Bleak State of the Schools Report for Nebraska

Many are wondering what needs to be changed to improve student scores in Nebraska schools after a bleak State of the Schools Report, writes WOWT.com.

Many are disappointed with the results of the report, but Luisa Palomo, Nebraska’s recently announced Teacher of the Year, has a lot of hope for the state’s students.

The Nebraska Teacher of the Year was awarded Tuesday at Liberty Elementary School at 20th and St. Mary.
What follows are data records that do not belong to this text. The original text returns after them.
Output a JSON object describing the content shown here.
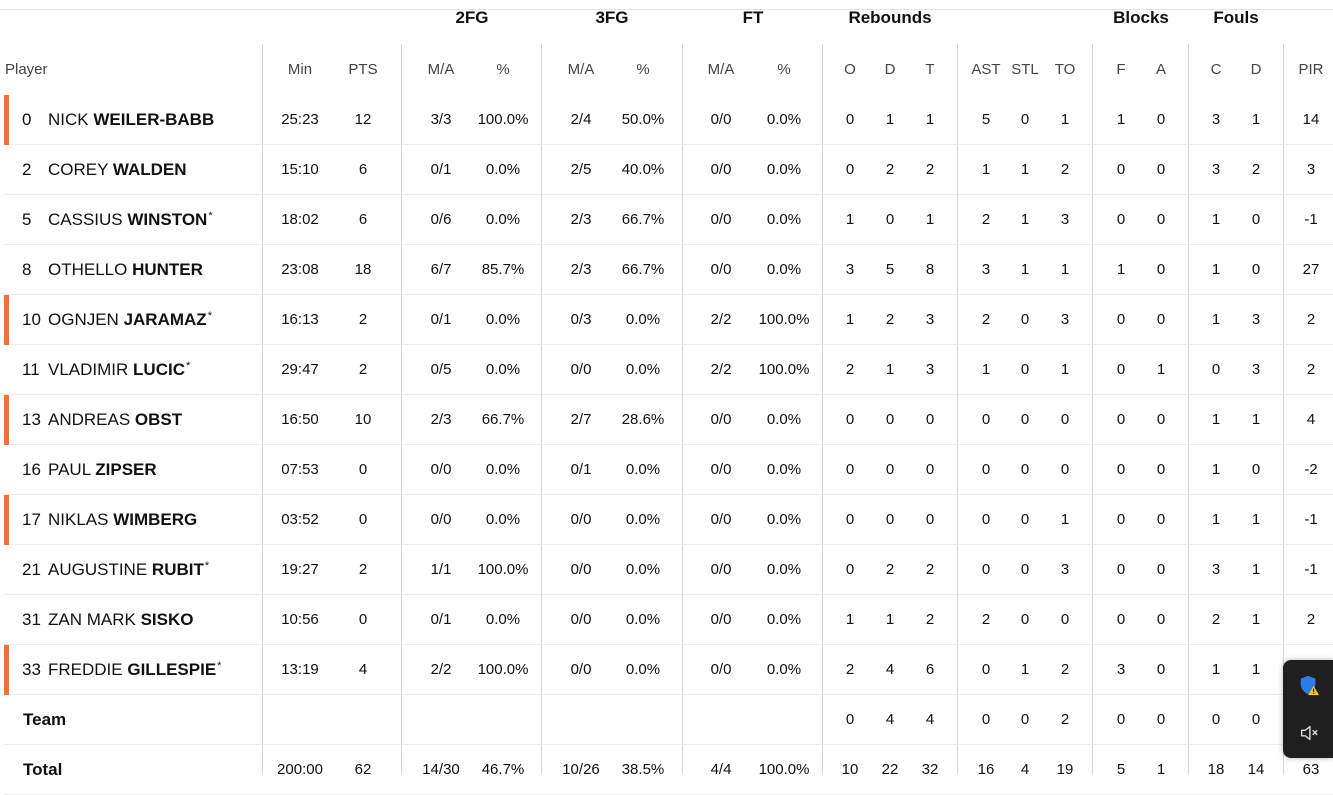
{
  "groups": {
    "fg2": "2FG",
    "fg3": "3FG",
    "ft": "FT",
    "rebounds": "Rebounds",
    "blocks": "Blocks",
    "fouls": "Fouls"
  },
  "columns": {
    "player": "Player",
    "min": "Min",
    "pts": "PTS",
    "fg2_ma": "M/A",
    "fg2_pct": "%",
    "fg3_ma": "M/A",
    "fg3_pct": "%",
    "ft_ma": "M/A",
    "ft_pct": "%",
    "reb_o": "O",
    "reb_d": "D",
    "reb_t": "T",
    "ast": "AST",
    "stl": "STL",
    "to": "TO",
    "blk_f": "F",
    "blk_a": "A",
    "foul_c": "C",
    "foul_d": "D",
    "pir": "PIR"
  },
  "accent_color": "#f4703a",
  "players": [
    {
      "num": "0",
      "first": "NICK",
      "last": "WEILER-BABB",
      "star": "",
      "marked": true,
      "min": "25:23",
      "pts": "12",
      "fg2_ma": "3/3",
      "fg2_pct": "100.0%",
      "fg3_ma": "2/4",
      "fg3_pct": "50.0%",
      "ft_ma": "0/0",
      "ft_pct": "0.0%",
      "reb_o": "0",
      "reb_d": "1",
      "reb_t": "1",
      "ast": "5",
      "stl": "0",
      "to": "1",
      "blk_f": "1",
      "blk_a": "0",
      "foul_c": "3",
      "foul_d": "1",
      "pir": "14"
    },
    {
      "num": "2",
      "first": "COREY",
      "last": "WALDEN",
      "star": "",
      "marked": false,
      "min": "15:10",
      "pts": "6",
      "fg2_ma": "0/1",
      "fg2_pct": "0.0%",
      "fg3_ma": "2/5",
      "fg3_pct": "40.0%",
      "ft_ma": "0/0",
      "ft_pct": "0.0%",
      "reb_o": "0",
      "reb_d": "2",
      "reb_t": "2",
      "ast": "1",
      "stl": "1",
      "to": "2",
      "blk_f": "0",
      "blk_a": "0",
      "foul_c": "3",
      "foul_d": "2",
      "pir": "3"
    },
    {
      "num": "5",
      "first": "CASSIUS",
      "last": "WINSTON",
      "star": "*",
      "marked": false,
      "min": "18:02",
      "pts": "6",
      "fg2_ma": "0/6",
      "fg2_pct": "0.0%",
      "fg3_ma": "2/3",
      "fg3_pct": "66.7%",
      "ft_ma": "0/0",
      "ft_pct": "0.0%",
      "reb_o": "1",
      "reb_d": "0",
      "reb_t": "1",
      "ast": "2",
      "stl": "1",
      "to": "3",
      "blk_f": "0",
      "blk_a": "0",
      "foul_c": "1",
      "foul_d": "0",
      "pir": "-1"
    },
    {
      "num": "8",
      "first": "OTHELLO",
      "last": "HUNTER",
      "star": "",
      "marked": false,
      "min": "23:08",
      "pts": "18",
      "fg2_ma": "6/7",
      "fg2_pct": "85.7%",
      "fg3_ma": "2/3",
      "fg3_pct": "66.7%",
      "ft_ma": "0/0",
      "ft_pct": "0.0%",
      "reb_o": "3",
      "reb_d": "5",
      "reb_t": "8",
      "ast": "3",
      "stl": "1",
      "to": "1",
      "blk_f": "1",
      "blk_a": "0",
      "foul_c": "1",
      "foul_d": "0",
      "pir": "27"
    },
    {
      "num": "10",
      "first": "OGNJEN",
      "last": "JARAMAZ",
      "star": "*",
      "marked": true,
      "min": "16:13",
      "pts": "2",
      "fg2_ma": "0/1",
      "fg2_pct": "0.0%",
      "fg3_ma": "0/3",
      "fg3_pct": "0.0%",
      "ft_ma": "2/2",
      "ft_pct": "100.0%",
      "reb_o": "1",
      "reb_d": "2",
      "reb_t": "3",
      "ast": "2",
      "stl": "0",
      "to": "3",
      "blk_f": "0",
      "blk_a": "0",
      "foul_c": "1",
      "foul_d": "3",
      "pir": "2"
    },
    {
      "num": "11",
      "first": "VLADIMIR",
      "last": "LUCIC",
      "star": "*",
      "marked": false,
      "min": "29:47",
      "pts": "2",
      "fg2_ma": "0/5",
      "fg2_pct": "0.0%",
      "fg3_ma": "0/0",
      "fg3_pct": "0.0%",
      "ft_ma": "2/2",
      "ft_pct": "100.0%",
      "reb_o": "2",
      "reb_d": "1",
      "reb_t": "3",
      "ast": "1",
      "stl": "0",
      "to": "1",
      "blk_f": "0",
      "blk_a": "1",
      "foul_c": "0",
      "foul_d": "3",
      "pir": "2"
    },
    {
      "num": "13",
      "first": "ANDREAS",
      "last": "OBST",
      "star": "",
      "marked": true,
      "min": "16:50",
      "pts": "10",
      "fg2_ma": "2/3",
      "fg2_pct": "66.7%",
      "fg3_ma": "2/7",
      "fg3_pct": "28.6%",
      "ft_ma": "0/0",
      "ft_pct": "0.0%",
      "reb_o": "0",
      "reb_d": "0",
      "reb_t": "0",
      "ast": "0",
      "stl": "0",
      "to": "0",
      "blk_f": "0",
      "blk_a": "0",
      "foul_c": "1",
      "foul_d": "1",
      "pir": "4"
    },
    {
      "num": "16",
      "first": "PAUL",
      "last": "ZIPSER",
      "star": "",
      "marked": false,
      "min": "07:53",
      "pts": "0",
      "fg2_ma": "0/0",
      "fg2_pct": "0.0%",
      "fg3_ma": "0/1",
      "fg3_pct": "0.0%",
      "ft_ma": "0/0",
      "ft_pct": "0.0%",
      "reb_o": "0",
      "reb_d": "0",
      "reb_t": "0",
      "ast": "0",
      "stl": "0",
      "to": "0",
      "blk_f": "0",
      "blk_a": "0",
      "foul_c": "1",
      "foul_d": "0",
      "pir": "-2"
    },
    {
      "num": "17",
      "first": "NIKLAS",
      "last": "WIMBERG",
      "star": "",
      "marked": true,
      "min": "03:52",
      "pts": "0",
      "fg2_ma": "0/0",
      "fg2_pct": "0.0%",
      "fg3_ma": "0/0",
      "fg3_pct": "0.0%",
      "ft_ma": "0/0",
      "ft_pct": "0.0%",
      "reb_o": "0",
      "reb_d": "0",
      "reb_t": "0",
      "ast": "0",
      "stl": "0",
      "to": "1",
      "blk_f": "0",
      "blk_a": "0",
      "foul_c": "1",
      "foul_d": "1",
      "pir": "-1"
    },
    {
      "num": "21",
      "first": "AUGUSTINE",
      "last": "RUBIT",
      "star": "*",
      "marked": false,
      "min": "19:27",
      "pts": "2",
      "fg2_ma": "1/1",
      "fg2_pct": "100.0%",
      "fg3_ma": "0/0",
      "fg3_pct": "0.0%",
      "ft_ma": "0/0",
      "ft_pct": "0.0%",
      "reb_o": "0",
      "reb_d": "2",
      "reb_t": "2",
      "ast": "0",
      "stl": "0",
      "to": "3",
      "blk_f": "0",
      "blk_a": "0",
      "foul_c": "3",
      "foul_d": "1",
      "pir": "-1"
    },
    {
      "num": "31",
      "first": "ZAN MARK",
      "last": "SISKO",
      "star": "",
      "marked": false,
      "min": "10:56",
      "pts": "0",
      "fg2_ma": "0/1",
      "fg2_pct": "0.0%",
      "fg3_ma": "0/0",
      "fg3_pct": "0.0%",
      "ft_ma": "0/0",
      "ft_pct": "0.0%",
      "reb_o": "1",
      "reb_d": "1",
      "reb_t": "2",
      "ast": "2",
      "stl": "0",
      "to": "0",
      "blk_f": "0",
      "blk_a": "0",
      "foul_c": "2",
      "foul_d": "1",
      "pir": "2"
    },
    {
      "num": "33",
      "first": "FREDDIE",
      "last": "GILLESPIE",
      "star": "*",
      "marked": true,
      "min": "13:19",
      "pts": "4",
      "fg2_ma": "2/2",
      "fg2_pct": "100.0%",
      "fg3_ma": "0/0",
      "fg3_pct": "0.0%",
      "ft_ma": "0/0",
      "ft_pct": "0.0%",
      "reb_o": "2",
      "reb_d": "4",
      "reb_t": "6",
      "ast": "0",
      "stl": "1",
      "to": "2",
      "blk_f": "3",
      "blk_a": "0",
      "foul_c": "1",
      "foul_d": "1",
      "pir": ""
    }
  ],
  "team": {
    "label": "Team",
    "min": "",
    "pts": "",
    "fg2_ma": "",
    "fg2_pct": "",
    "fg3_ma": "",
    "fg3_pct": "",
    "ft_ma": "",
    "ft_pct": "",
    "reb_o": "0",
    "reb_d": "4",
    "reb_t": "4",
    "ast": "0",
    "stl": "0",
    "to": "2",
    "blk_f": "0",
    "blk_a": "0",
    "foul_c": "0",
    "foul_d": "0",
    "pir": ""
  },
  "total": {
    "label": "Total",
    "min": "200:00",
    "pts": "62",
    "fg2_ma": "14/30",
    "fg2_pct": "46.7%",
    "fg3_ma": "10/26",
    "fg3_pct": "38.5%",
    "ft_ma": "4/4",
    "ft_pct": "100.0%",
    "reb_o": "10",
    "reb_d": "22",
    "reb_t": "32",
    "ast": "16",
    "stl": "4",
    "to": "19",
    "blk_f": "5",
    "blk_a": "1",
    "foul_c": "18",
    "foul_d": "14",
    "pir": "63"
  },
  "overlay": {
    "shield_icon": "shield-warning-icon",
    "speaker_icon": "speaker-muted-icon"
  }
}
Palomo has been a kindergarten teacher at for the past eight years and made her first official address under her new title Thursday at UNO to high school students interested in becoming future educators.

“I did not see it coming, but I’m thrilled, I’m thrilled that I get to share the good things that are happening at our school and in Omaha with people around the country.”
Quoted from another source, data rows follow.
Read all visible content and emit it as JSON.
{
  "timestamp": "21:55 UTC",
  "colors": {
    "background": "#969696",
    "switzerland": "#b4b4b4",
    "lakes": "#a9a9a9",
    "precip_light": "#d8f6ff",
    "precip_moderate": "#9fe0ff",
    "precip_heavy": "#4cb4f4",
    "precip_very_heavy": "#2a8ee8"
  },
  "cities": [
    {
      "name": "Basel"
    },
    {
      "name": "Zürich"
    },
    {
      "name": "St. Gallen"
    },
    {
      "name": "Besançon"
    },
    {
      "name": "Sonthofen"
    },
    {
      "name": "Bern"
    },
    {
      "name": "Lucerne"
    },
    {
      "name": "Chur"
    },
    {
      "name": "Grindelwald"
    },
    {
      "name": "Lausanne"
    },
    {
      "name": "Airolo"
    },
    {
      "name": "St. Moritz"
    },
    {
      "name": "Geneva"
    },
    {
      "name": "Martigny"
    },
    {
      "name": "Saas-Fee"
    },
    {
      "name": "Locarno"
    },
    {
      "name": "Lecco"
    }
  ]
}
Some of the alarming statistics outlined in the report show that Nebraska is falling behind, particularly in math scores. Palomo says steps are being taken to improve Nebraska’s education scores, including here in Omaha.

“I think what we can do and what we’re doing at Liberty is looking at where we’re struggling and then kind of scaffolding backward, so if at third-grade they’re struggling with this, what could a second-grade teacher do to help.”
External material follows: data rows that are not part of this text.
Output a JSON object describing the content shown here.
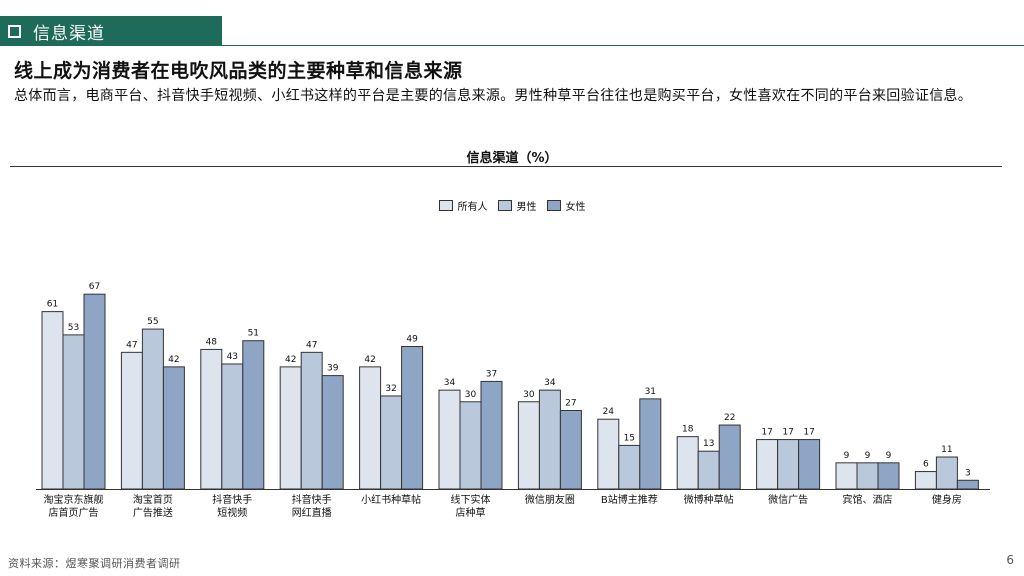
{
  "header": {
    "section_title": "信息渠道",
    "page_title": "线上成为消费者在电吹风品类的主要种草和信息来源",
    "subtitle": "总体而言，电商平台、抖音快手短视频、小红书这样的平台是主要的信息来源。男性种草平台往往也是购买平台，女性喜欢在不同的平台来回验证信息。"
  },
  "colors": {
    "accent": "#1f6b5a",
    "series": [
      "#dde4ee",
      "#bac8dc",
      "#8fa5c6"
    ]
  },
  "chart_data": {
    "type": "bar",
    "title": "信息渠道（%）",
    "categories": [
      [
        "淘宝京东旗舰",
        "店首页广告"
      ],
      [
        "淘宝首页",
        "广告推送"
      ],
      [
        "抖音快手",
        "短视频"
      ],
      [
        "抖音快手",
        "网红直播"
      ],
      [
        "小红书种草帖"
      ],
      [
        "线下实体",
        "店种草"
      ],
      [
        "微信朋友圈"
      ],
      [
        "B站博主推荐"
      ],
      [
        "微博种草帖"
      ],
      [
        "微信广告"
      ],
      [
        "宾馆、酒店"
      ],
      [
        "健身房"
      ]
    ],
    "series": [
      {
        "name": "所有人",
        "values": [
          61,
          47,
          48,
          42,
          42,
          34,
          30,
          24,
          18,
          17,
          9,
          6
        ]
      },
      {
        "name": "男性",
        "values": [
          53,
          55,
          43,
          47,
          32,
          30,
          34,
          15,
          13,
          17,
          9,
          11
        ]
      },
      {
        "name": "女性",
        "values": [
          67,
          42,
          51,
          39,
          49,
          37,
          27,
          31,
          22,
          17,
          9,
          3
        ]
      }
    ],
    "ylim": [
      0,
      70
    ],
    "legend": "top-center",
    "grid": false
  },
  "footer": {
    "source": "资料来源：煜寒聚调研消费者调研",
    "page": "6"
  }
}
Palomo says success in the classroom isn’t just up to teachers.

“I think that to increase our graduation rate, to increase the success of all of our students, it can’t just be the teachers and it can’t just be the parents. It needs to be everybody coming together.”

Local parent Kristi Farley agrees:

“I think most teachers are doing a really nice job and I think most parents encourage and support their kids to get an education. Everybody just has to work together and especially when you get to high school, I think some of it is the choices the kids make, too.”

Both parents and teachers some focus should remain on the positives surrounding our schools and looking toward a brighter future:

“There’s something to be said about focusing on the good going on,” said Palomo. “It’s sad that a lot of times the negativity is what comes out, but there are so many good things in education and I want to be able to share that.”

More of the state report said only 20 percent of black 11th-graders and 29 percent of Hispanic 11th-graders met math proficiency standards.

The report shows the overall graduation rate is at 85 percent, up from previous years.